Even though the FHWA consciously decided to work within existing legal frameworks, many of the program’s successes found their way into the 2012 Moving Ahead for Progress in the 21st Century Act (MAP-21) (US Congress, 2012) and, more recently, into various pending proposals for surface transportation reauthorization. As a result, EDC paved the way for legislative reform that heretofore had been unthinkable. Collapsing the final EIS and the ROD into one document had been discussed for years. But EDC proved that early and effective coordination and active participation by the lead and permitting agencies could render the traditional NEPA cooling-off period meaningless. Encouraging the advanced purchase of right-of-way prior to a NEPA decision had always been believed to prejudice the decision-making process. Now, programmatic agreements demonstrate that advanced planning can equate to good planning. Forcing permitting agencies to act on a deadline was never seriously considered. Yet, even a liberal senator with an impeccable environmental voting record (Sen. Barbara Boxer, CA) was one of the leading advocates of including permitting deadlines in MAP-21. EDC proved that all these could be done without sacrificing environmental protection.

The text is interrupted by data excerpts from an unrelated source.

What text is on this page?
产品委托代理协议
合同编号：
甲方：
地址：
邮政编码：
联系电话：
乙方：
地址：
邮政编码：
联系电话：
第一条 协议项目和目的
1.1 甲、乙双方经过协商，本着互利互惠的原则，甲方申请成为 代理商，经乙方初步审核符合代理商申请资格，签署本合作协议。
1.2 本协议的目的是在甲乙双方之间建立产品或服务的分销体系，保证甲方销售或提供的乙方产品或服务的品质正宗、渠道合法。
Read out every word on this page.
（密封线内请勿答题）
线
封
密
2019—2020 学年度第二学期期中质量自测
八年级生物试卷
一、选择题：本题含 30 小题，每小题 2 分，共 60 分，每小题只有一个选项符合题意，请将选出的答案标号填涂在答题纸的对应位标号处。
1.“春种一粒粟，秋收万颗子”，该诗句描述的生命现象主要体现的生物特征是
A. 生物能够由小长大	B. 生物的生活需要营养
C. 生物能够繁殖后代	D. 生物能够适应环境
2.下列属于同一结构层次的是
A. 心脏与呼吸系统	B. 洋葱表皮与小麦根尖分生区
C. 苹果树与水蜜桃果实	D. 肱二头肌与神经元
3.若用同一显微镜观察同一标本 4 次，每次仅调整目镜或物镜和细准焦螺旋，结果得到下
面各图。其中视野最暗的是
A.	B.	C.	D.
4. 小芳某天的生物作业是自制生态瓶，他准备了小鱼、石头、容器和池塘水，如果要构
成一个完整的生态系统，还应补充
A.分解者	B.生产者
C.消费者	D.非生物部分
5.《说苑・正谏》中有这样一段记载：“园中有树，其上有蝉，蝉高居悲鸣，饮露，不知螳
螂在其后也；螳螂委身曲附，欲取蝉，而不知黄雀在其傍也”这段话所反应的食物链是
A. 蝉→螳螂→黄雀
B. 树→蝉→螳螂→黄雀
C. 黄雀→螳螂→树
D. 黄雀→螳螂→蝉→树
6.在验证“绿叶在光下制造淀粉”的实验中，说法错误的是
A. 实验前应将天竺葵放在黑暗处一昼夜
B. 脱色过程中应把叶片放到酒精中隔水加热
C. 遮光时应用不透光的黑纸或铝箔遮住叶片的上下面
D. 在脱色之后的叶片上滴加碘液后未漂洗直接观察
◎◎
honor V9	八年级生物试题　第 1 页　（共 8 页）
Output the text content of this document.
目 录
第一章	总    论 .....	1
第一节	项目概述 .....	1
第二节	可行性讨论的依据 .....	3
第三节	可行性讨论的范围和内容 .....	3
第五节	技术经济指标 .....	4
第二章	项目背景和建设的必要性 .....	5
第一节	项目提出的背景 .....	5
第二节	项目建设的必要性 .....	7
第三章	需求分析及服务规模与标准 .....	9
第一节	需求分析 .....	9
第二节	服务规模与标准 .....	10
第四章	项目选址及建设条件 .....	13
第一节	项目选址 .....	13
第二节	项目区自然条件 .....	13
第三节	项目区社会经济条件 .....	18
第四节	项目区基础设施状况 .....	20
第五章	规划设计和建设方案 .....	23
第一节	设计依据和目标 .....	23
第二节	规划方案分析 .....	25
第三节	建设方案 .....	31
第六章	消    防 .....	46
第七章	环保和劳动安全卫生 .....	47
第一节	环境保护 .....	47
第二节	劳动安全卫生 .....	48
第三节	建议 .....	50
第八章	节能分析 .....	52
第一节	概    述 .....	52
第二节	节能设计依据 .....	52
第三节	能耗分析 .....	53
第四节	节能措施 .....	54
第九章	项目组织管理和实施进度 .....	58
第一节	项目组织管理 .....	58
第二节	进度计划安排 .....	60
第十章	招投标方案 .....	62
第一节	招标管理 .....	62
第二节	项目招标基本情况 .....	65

Environmental consultants and natural resources lawyers now face the challenge of promoting these reforms in industry sectors beyond transportation. Limited budgets and deteriorating American infrastructure demand nothing less. EDC’s promise will be fulfilled, however, only if project proponents and government agencies remain committed to environmental stewardship as a companion to more compressed NEPA and permitting reviews. Through EDC, the FHWA demonstrated that “streamlining” is not a dirty word so long as the public sees that protection of our natural resources and communities actually enables more efficient project delivery.